Jim Drago won the Spec Miata title, becoming the first repeat champion in class history. But in the course of the 13-lap race the lead was held by seven drivers, and some of them held it multiple times. Craig Berry, Steve Gorriaran, Elivan Goulart, Matt Reynolds, Erik Stearns, Voytek Burdzy, and Jim Drago all took their turns at the front.
“I was fortunate enough to win, but there were 15 guys that could have won this race. It was just a crazy, crazy race,” Drago said.
For an idea of just how crazy it was, check out this onboard video.

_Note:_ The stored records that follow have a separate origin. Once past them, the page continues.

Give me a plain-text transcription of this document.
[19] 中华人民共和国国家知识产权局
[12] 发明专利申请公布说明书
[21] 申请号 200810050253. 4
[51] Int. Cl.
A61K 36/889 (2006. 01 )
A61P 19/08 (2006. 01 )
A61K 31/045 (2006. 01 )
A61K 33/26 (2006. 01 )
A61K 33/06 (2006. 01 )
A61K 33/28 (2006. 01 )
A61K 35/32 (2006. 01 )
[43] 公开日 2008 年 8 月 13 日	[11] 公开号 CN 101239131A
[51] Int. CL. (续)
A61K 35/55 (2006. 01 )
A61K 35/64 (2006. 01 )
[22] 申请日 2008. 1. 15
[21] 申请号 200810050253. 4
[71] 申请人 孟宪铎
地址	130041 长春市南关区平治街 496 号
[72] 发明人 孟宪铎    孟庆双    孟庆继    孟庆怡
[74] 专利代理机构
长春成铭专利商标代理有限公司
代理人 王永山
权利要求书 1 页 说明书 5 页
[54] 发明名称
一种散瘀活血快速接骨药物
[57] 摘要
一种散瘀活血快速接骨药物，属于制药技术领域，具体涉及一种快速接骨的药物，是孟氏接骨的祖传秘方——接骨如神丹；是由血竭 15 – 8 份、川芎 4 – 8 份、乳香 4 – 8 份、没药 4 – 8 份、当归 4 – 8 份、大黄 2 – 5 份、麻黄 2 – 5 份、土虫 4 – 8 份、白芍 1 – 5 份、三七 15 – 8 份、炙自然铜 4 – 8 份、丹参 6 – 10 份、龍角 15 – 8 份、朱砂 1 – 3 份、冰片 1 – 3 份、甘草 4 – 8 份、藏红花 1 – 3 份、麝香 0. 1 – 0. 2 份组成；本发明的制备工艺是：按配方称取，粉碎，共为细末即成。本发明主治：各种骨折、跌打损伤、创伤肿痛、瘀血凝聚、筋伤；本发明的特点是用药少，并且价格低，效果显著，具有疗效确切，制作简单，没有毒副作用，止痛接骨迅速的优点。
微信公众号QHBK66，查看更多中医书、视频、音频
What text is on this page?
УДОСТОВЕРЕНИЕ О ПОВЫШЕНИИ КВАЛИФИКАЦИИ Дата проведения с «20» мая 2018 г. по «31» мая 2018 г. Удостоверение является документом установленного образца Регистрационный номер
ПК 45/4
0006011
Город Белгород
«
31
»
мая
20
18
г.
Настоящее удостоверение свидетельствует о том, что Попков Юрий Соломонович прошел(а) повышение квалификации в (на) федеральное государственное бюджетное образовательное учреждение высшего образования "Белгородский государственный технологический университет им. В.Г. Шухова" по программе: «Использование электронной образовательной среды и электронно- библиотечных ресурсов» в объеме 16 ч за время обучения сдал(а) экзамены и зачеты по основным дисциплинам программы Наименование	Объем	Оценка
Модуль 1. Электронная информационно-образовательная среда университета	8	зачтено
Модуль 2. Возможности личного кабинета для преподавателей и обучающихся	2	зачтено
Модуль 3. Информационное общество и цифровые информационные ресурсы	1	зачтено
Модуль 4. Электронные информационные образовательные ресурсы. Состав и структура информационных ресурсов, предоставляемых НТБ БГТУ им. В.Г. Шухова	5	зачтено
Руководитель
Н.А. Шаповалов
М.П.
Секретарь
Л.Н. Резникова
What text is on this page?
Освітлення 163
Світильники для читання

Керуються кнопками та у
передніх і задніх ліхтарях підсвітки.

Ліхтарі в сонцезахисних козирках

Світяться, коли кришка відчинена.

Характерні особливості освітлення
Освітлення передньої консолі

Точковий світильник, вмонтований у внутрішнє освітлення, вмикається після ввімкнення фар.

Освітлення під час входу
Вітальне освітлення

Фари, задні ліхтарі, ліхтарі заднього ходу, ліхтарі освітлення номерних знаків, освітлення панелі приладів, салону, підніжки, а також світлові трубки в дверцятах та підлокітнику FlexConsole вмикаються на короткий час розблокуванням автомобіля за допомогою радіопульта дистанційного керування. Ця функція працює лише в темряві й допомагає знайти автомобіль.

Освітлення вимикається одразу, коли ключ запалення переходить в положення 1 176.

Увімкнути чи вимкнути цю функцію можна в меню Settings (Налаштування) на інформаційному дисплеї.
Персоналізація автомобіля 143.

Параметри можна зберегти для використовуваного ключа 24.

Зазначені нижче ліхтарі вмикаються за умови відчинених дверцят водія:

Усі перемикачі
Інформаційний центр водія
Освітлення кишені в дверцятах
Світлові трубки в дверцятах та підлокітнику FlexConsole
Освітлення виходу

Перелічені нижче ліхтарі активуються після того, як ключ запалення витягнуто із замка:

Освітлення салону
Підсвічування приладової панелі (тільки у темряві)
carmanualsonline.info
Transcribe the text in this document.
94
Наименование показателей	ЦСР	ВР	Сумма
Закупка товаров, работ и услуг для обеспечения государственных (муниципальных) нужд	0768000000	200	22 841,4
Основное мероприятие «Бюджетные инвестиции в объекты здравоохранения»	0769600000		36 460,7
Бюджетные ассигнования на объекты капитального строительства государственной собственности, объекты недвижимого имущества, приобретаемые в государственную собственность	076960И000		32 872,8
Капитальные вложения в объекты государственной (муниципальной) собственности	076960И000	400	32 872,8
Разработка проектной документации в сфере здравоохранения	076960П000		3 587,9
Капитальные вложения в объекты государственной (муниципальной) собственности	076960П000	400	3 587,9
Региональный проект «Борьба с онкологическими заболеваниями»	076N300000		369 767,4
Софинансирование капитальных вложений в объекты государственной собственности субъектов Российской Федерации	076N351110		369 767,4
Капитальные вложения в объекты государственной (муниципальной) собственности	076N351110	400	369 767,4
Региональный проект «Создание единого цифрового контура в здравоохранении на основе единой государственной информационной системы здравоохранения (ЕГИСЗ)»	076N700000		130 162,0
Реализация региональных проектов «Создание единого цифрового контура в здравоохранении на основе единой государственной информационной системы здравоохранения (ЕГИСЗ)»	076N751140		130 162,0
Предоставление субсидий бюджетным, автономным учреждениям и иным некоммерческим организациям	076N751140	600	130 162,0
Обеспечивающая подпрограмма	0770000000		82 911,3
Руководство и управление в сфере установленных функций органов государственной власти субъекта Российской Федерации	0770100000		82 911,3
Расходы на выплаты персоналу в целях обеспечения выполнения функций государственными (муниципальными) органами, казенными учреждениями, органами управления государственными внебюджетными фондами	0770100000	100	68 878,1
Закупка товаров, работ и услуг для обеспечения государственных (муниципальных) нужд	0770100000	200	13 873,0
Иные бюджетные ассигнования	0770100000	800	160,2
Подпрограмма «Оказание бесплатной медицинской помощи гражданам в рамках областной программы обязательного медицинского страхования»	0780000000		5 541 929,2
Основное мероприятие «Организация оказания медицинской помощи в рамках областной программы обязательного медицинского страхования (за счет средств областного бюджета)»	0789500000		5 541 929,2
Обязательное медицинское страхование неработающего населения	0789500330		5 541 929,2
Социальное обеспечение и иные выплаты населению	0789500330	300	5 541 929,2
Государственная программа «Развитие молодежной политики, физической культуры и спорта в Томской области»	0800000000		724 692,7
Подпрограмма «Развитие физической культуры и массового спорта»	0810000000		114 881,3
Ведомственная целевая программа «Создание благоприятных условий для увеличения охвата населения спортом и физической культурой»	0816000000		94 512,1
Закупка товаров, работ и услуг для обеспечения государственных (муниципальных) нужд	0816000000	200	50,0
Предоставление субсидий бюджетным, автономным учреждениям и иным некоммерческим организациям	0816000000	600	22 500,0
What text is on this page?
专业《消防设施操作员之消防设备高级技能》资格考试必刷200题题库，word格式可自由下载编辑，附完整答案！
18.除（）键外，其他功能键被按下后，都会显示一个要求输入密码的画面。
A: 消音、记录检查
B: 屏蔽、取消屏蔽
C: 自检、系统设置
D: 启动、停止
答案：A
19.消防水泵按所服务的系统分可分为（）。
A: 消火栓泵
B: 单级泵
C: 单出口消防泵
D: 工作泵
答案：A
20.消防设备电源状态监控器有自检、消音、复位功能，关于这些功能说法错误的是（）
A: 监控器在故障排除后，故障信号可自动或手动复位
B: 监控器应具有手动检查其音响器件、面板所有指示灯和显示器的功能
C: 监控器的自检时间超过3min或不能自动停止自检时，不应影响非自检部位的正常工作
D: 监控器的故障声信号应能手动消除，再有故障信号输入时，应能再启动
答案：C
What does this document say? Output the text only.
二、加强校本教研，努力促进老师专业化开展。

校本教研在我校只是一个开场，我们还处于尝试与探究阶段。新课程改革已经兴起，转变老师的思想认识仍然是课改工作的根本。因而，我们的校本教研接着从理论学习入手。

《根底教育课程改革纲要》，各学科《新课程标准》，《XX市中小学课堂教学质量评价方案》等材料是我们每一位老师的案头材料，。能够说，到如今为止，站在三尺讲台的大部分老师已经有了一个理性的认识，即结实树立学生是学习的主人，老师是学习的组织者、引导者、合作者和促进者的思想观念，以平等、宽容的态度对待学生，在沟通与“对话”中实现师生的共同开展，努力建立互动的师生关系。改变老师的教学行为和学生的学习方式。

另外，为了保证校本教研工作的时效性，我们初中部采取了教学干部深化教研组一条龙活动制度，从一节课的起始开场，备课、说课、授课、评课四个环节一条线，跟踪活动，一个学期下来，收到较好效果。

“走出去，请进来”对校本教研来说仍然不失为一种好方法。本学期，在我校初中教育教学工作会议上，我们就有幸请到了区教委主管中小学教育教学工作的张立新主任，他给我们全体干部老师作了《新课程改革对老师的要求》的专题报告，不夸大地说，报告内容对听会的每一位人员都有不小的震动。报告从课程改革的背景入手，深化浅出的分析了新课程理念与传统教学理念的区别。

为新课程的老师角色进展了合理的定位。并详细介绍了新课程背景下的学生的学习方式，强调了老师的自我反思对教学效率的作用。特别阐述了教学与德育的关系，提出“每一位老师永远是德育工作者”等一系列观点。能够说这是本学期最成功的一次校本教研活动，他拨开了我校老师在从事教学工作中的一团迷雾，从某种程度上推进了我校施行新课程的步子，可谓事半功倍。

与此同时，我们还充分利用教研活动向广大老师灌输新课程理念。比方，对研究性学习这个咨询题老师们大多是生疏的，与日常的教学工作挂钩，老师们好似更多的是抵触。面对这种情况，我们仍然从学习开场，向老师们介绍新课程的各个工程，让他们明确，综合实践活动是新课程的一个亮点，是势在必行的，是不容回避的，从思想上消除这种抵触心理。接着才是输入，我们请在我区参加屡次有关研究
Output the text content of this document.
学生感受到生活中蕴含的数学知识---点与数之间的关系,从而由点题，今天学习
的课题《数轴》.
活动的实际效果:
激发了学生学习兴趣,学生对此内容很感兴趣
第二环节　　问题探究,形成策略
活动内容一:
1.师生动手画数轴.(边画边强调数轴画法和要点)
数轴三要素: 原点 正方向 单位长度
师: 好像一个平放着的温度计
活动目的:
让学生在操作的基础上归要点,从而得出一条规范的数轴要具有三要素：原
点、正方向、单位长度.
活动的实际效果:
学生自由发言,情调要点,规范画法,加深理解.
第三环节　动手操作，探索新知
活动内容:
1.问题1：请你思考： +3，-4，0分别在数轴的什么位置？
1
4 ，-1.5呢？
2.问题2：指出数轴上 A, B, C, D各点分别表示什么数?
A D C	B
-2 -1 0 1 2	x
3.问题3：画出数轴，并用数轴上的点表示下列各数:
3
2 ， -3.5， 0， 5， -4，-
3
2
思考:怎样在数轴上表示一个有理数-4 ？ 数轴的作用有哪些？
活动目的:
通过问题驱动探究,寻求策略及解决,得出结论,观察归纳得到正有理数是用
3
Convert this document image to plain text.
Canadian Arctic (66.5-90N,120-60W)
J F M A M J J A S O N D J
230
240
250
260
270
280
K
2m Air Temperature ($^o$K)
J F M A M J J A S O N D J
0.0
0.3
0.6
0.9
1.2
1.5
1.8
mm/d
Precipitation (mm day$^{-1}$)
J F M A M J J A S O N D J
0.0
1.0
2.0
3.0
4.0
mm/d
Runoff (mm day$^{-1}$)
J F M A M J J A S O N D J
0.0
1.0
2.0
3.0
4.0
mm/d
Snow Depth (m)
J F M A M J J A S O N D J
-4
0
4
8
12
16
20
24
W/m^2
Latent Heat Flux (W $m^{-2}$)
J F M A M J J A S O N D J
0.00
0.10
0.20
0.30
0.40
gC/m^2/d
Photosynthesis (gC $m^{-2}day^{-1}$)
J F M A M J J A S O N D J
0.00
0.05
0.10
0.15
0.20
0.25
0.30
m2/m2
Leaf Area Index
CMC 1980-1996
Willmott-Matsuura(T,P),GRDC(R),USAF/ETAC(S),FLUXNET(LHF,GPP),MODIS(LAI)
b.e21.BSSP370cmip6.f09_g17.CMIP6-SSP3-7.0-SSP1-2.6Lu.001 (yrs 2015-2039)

A 13-lap race at Road America covers 52.6 miles. Given the distance traveled, it’s surprising that so many races are won by just a few seconds. But a few seconds would have been an eternity for Robert Lentz and Christopher Bovis in the GT-Lite class. These drivers delivered the closest measured finish in Runoffs history, with just seven-thousandths of a second separating them. Bovis caught Lentz at the finish line and won by little more than the thickness of a bumper sticker.
The loss was particularly devastating to Lentz because the previous closest measured finish in Runoffs history happened last year, when Kent Prather beat Lentz to the checker by just 0.023 of a second. In two years, Lentz has missed winning an SCCA National Championship by a total time of 0.03sec after 105 miles of racing….
Next year, the Runoffs move to Mazda Raceway Laguna Seca, further shaking up the already unpredictable results. The Corkscrew will replace The Kink as the corner to watch, and the stories will be different to a point. What remains the same is the drama created as the best amateur racers in North America come together to crown a new set of champions.